Screened as a part of the 2021 Fantastic Fest
Depictions of sexual assault are discussed below.
Are you in the mood for a juvenalian satire that will force its dark comedic tone on you and make you question when the French lost their supposed good taste?
Bloody Oranges is a dark comedy directed by Jean-Christophe Meurisse and written by Monsieur Morrissey, Yohann Gloaguen, and Amélie Philippe. It tells the concurrent tales of a retired couple trying to pay off their horrific debt through a dance competition, a corrupt politician suspected of tax fraud that is about to have a very bad evening, a self important lawyer who keeps showing up, and a teenager who wants to lose her virginity and gets abducted by a rapist who looks an awful lot like Buffalo Bill.
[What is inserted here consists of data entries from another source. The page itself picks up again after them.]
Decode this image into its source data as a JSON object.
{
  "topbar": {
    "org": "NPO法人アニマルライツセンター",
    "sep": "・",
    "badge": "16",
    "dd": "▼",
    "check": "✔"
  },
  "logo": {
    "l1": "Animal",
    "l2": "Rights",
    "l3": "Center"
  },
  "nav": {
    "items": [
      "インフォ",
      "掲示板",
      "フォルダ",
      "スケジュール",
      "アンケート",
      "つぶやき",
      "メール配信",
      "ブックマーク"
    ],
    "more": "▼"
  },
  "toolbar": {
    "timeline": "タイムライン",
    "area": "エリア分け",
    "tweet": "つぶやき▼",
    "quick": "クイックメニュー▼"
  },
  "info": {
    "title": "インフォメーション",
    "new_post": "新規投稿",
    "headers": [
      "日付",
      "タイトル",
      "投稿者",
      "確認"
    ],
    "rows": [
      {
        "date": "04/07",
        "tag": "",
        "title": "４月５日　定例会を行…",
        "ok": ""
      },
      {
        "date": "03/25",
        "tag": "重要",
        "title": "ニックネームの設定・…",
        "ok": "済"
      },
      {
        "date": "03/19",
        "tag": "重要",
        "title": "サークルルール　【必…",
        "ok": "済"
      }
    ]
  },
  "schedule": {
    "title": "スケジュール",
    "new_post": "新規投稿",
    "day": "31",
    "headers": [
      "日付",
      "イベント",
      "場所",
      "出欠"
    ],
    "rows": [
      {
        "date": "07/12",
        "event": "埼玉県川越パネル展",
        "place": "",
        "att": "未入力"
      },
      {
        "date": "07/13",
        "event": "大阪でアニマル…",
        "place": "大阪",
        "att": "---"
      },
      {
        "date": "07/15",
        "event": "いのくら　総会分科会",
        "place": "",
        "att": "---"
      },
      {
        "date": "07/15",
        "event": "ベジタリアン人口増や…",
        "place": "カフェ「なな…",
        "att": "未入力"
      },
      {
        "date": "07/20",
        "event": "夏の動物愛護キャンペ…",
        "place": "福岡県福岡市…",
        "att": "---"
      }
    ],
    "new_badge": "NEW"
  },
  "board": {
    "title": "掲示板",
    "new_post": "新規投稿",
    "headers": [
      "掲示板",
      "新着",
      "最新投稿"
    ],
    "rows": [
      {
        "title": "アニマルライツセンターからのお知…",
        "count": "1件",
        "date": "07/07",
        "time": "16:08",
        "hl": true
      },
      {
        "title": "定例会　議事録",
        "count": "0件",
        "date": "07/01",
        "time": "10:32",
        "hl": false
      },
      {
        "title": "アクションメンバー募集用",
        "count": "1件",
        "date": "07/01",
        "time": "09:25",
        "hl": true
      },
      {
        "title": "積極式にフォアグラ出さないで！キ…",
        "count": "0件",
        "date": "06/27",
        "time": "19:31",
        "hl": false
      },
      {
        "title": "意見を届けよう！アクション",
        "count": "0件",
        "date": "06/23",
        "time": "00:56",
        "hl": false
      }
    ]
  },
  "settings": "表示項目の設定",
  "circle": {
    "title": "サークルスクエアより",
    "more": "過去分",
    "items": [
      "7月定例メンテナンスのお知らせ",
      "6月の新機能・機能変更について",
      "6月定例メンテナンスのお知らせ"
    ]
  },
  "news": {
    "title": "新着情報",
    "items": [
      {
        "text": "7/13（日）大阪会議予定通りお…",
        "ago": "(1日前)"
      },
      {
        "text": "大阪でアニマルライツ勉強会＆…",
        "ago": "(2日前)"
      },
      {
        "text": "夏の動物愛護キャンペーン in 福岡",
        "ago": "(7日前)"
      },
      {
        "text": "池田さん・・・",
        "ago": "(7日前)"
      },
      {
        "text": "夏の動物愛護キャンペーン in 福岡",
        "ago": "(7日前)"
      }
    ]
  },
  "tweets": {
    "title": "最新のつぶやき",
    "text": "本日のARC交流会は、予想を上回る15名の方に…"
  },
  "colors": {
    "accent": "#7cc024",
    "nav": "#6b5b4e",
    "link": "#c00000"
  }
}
The film's rapid and inappropriate dialogue feels like an inebriated relative after Thanksgiving that you hope stays on their side of the table. For non-french speaking audience members the dialogue may fly by and certain jokes may be missed. Christophe Paul as Stéphane Lemarchand, the Minister of Finance and the Economy was the stand out performance for me. He delivers a grossly charming politician that is eminently hateable and pitiable at once.
In one early standout scene, political staffers brainstorm ways to raise state revenue including increasing university fees because students don't vote, reducing pensions as only pensioners use them, and taxing abortions. The writers however have a habit of starting laser focused on their political and social targets of ridicule, and then veering off for 5 minutes to discuss queefs or whether seniors can use an SUV to its full potential.
I enjoyed the editing choices made by Flora Volpelière. The use of cross cuts and abrupt scene transitions contrasts the seriousness the characters are giving to the insanity of their words and deeds. This editing style gives the film a lively pace as if constantly heightening.
Bloody Oranges does not handle its darker subjects with any tact and I would recommend not watching this film if you are a sexual assault survivor. The film turns into a French Deliverance rather lazily, again saved by the brilliant editing. The violence and depravity ratchets up by the end and connects the storyline to present a world without justice where you have to make your own.
I cannot in good conscience recommend this film to any decent person, but it delivers on upsetting and incensing its audience. Like any good satire, it is biting and it never loses its teeth. If your idea of a good time is Happiness (1998) or Sitcom (1998), then you'll be right at home watching this with the volume on low so the neighbours do not report you. Who hurt you in 1998?